それから、さらに三十数年後、現地を訪れた折、地元の人にその記憶を話してみた。
答えは、次のようなものであった。
「そう、確かに内紛があって、二つに割れ対立していました。が、勝ち負け抗争が原因ではありません。対立は戦前からで、上塚派と反上塚派に割れていたのです。
原因は、上塚さんが、経済的に余裕のある人たちから金を借り歩いて、貧しい人々に配った。それを返済しなかった。貸した方に反上塚派が生まれ、上塚派と対立していました。それは一九六〇年代も続いていました」
上塚は一九三五年に没している。それから三十年経っても、内紛は続いていたことになる。
反上塚派は、上塚の評判や俳句に心打たれて遠くからやってきて入植したのに騙されたと失望し、怒ったのだ。
上塚の事績の中で、唯一これだけは認めざるを得まいと思われる八五低資にまで、ケチをつけた男がいる。 三浦鑿である。
三浦は、その頃は日伯新聞を手に入れ、自分で記事を書いていた。彼は反骨精神が旺盛な男で、紙面で日本の大使や総領事をブーロ(馬鹿者)呼ばわりし、面と向かって「木っ端役人」と罵倒し、館員たちをヴァガブンド(怠け者)と貶す男であった。
役人以外でも、気に食わぬ人間には、しばしば皮肉に満ちた言い回しで、紙面で毒づいた。その鋭鋒の被害者から
は蝮の様に嫌われたが、一方で、彼の反骨精神に喝采する読者も多かった。
そういう三浦から見ると、上塚など偽善者としか見えなかったのかもしれない。紙面でケチをつけ続けた。移民の父という呼称を皮肉タップリ使いつつ……。
八五低資の時は「生産者が窮地に陥ったのは、カフェー景気に煽られて、農地拡張のため過剰投資をしたのが原因」と批判を浴びせた。

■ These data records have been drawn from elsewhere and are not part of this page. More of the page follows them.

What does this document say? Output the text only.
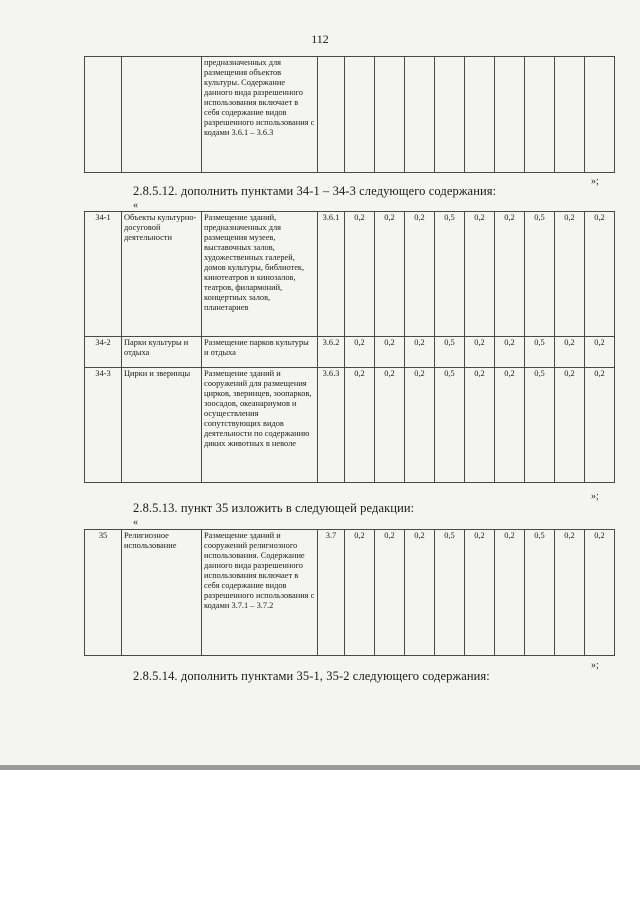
112
		предназначенных для размещения объектов культуры. Содержание данного вида разрешенного использования включает в себя содержание видов разрешенного использования с кодами 3.6.1 – 3.6.3										
»;
2.8.5.12. дополнить пунктами 34-1 – 34-3 следующего содержания:
«
34-1	Объекты культурно-досуговой деятельности	Размещение зданий, предназначенных для размещения музеев, выставочных залов, художественных галерей, домов культуры, библиотек, кинотеатров и кинозалов, театров, филармоний, концертных залов, планетариев	3.6.1	0,2	0,2	0,2	0,5	0,2	0,2	0,5	0,2	0,2
34-2	Парки культуры и отдыха	Размещение парков культуры и отдыха	3.6.2	0,2	0,2	0,2	0,5	0,2	0,2	0,5	0,2	0,2
34-3	Цирки и зверинцы	Размещение зданий и сооружений для размещения цирков, зверинцев, зоопарков, зоосадов, океанариумов и осуществления сопутствующих видов деятельности по содержанию диких животных в неволе	3.6.3	0,2	0,2	0,2	0,5	0,2	0,2	0,5	0,2	0,2
»;
2.8.5.13. пункт 35 изложить в следующей редакции:
«
35	Религиозное использование	Размещение зданий и сооружений религиозного использования. Содержание данного вида разрешенного использования включает в себя содержание видов разрешенного использования с кодами 3.7.1 – 3.7.2	3.7	0,2	0,2	0,2	0,5	0,2	0,2	0,5	0,2	0,2
»;
2.8.5.14. дополнить пунктами 35-1, 35-2 следующего содержания:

上塚は八五低資の後、再度の融資請願運動を起こしたが、その時も三浦は、
「請願運動を起こしている連中が、経済的に困っているのは、景気が良い時にドンチャン騒ぎをしたツケが回ってきているのだ」
と、邪魔をした。そのせいかどうか……この二度目の誓願運動は実らず、上塚敬愛者の中の気の荒いのが、三浦を追いかけ回し拳銃をつきつけた。拳銃ではなくファッカだったという説もある。
こういう具合で、上塚周平はパイオニアたちの中では、二面性が最も濃厚な人物である。しかも、その生き様は極めて個性的であった。従弟の上塚司は、周平の生涯を「奇行に富んだ……」と形容している。
歴史的に見た場合、上塚がイタコロミー入りした一九一八年から二〇年代にかけて、邦人の植民地や小規模の入植地が、各地で多数造られている。
上塚の動きが、植民ブームを煽ったことにもよる。移民たちが、
「アノ上塚さんも、植民地を造って頑張っていなさるそうだ。ひとつワシらも……」
と、刺激されたのである。
アノ上塚さんも……と言っても、彼らの多くが、本人を直接知っていたわけではない。風が運ぶ上塚を装飾した噂や彼の俳句で、その人柄を想像していたに過ぎない。裏面は知らなかった。
ただし「移民の父」という敬称は、当時は上塚の周辺の敬愛者が使用していたに過ぎない。それが後世、一般化したのは、平野運平の「悲劇の主人公」と同様、風聞と想像が生んだ幻想である。今日それが、そのまま使われ続けているのは、錯誤である。